Thursday, May 20, 2010

Thailand must step back from becoming a polarized society

I long for the days when I could pick up a yellow shirt or a red shirt without having to feel that if I wear one or the other, some stranger in the street is going to be making assumptions about my political standing. Yellow used to be a color of love, loyalty and friendship, the PAD totally corrupted the meaning of the color of yellow. Red used to be a color or passion, of love, of a call for attention, and now it's a color many fear and feel anger towards in Bangkok.

When you talk politics, you are expected to take sides. Common ground, moderate solutions get washed out in the emotional battle of who's right or wrong. Each side thinks only in black and white. Relationships become strained and society as a whole erodes. When we reach the point where burning buildings are pitted against lives taken out by guns and grenades, our society is on the verge of imploding.

How do we step back from the brink? Stop trying to insist on proving who's right or wrong.
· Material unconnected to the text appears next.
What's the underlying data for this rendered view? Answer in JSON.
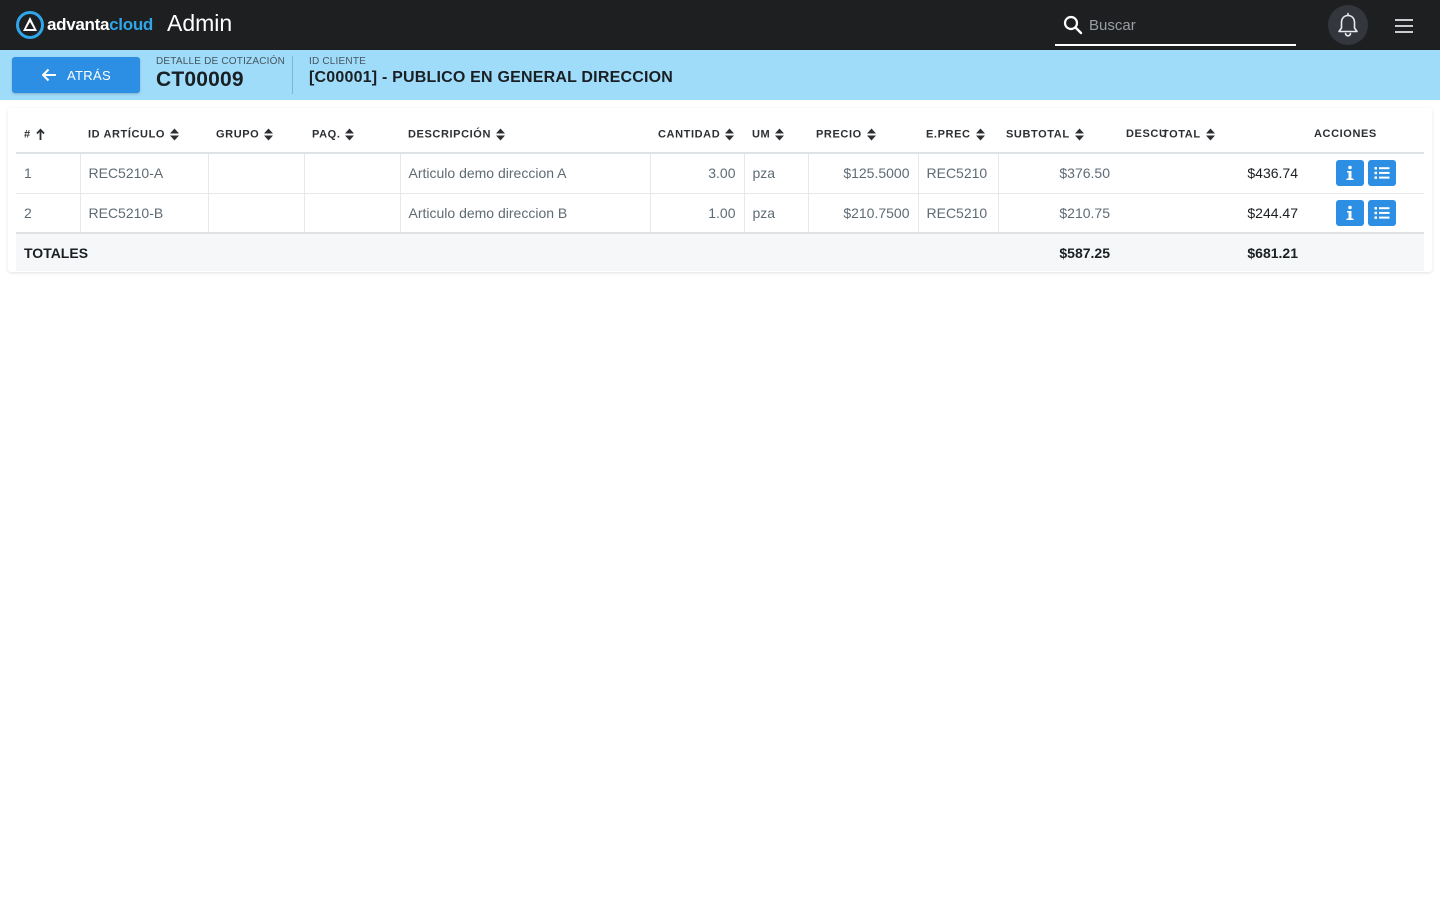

Let's look for the white in the black, the black in the white, like in the symbol of the Tao.

Thailand became the land of the free because we understood the concept of a buffer zone, an area designated to avoid conflict between two hostile power. Yes, it's more painful than when our ancient enemies the Burmese burned our capital to have our own people do it. However, it underscores the urgency of how important it is for us to reconcile our differences, to listen to what the other side wants.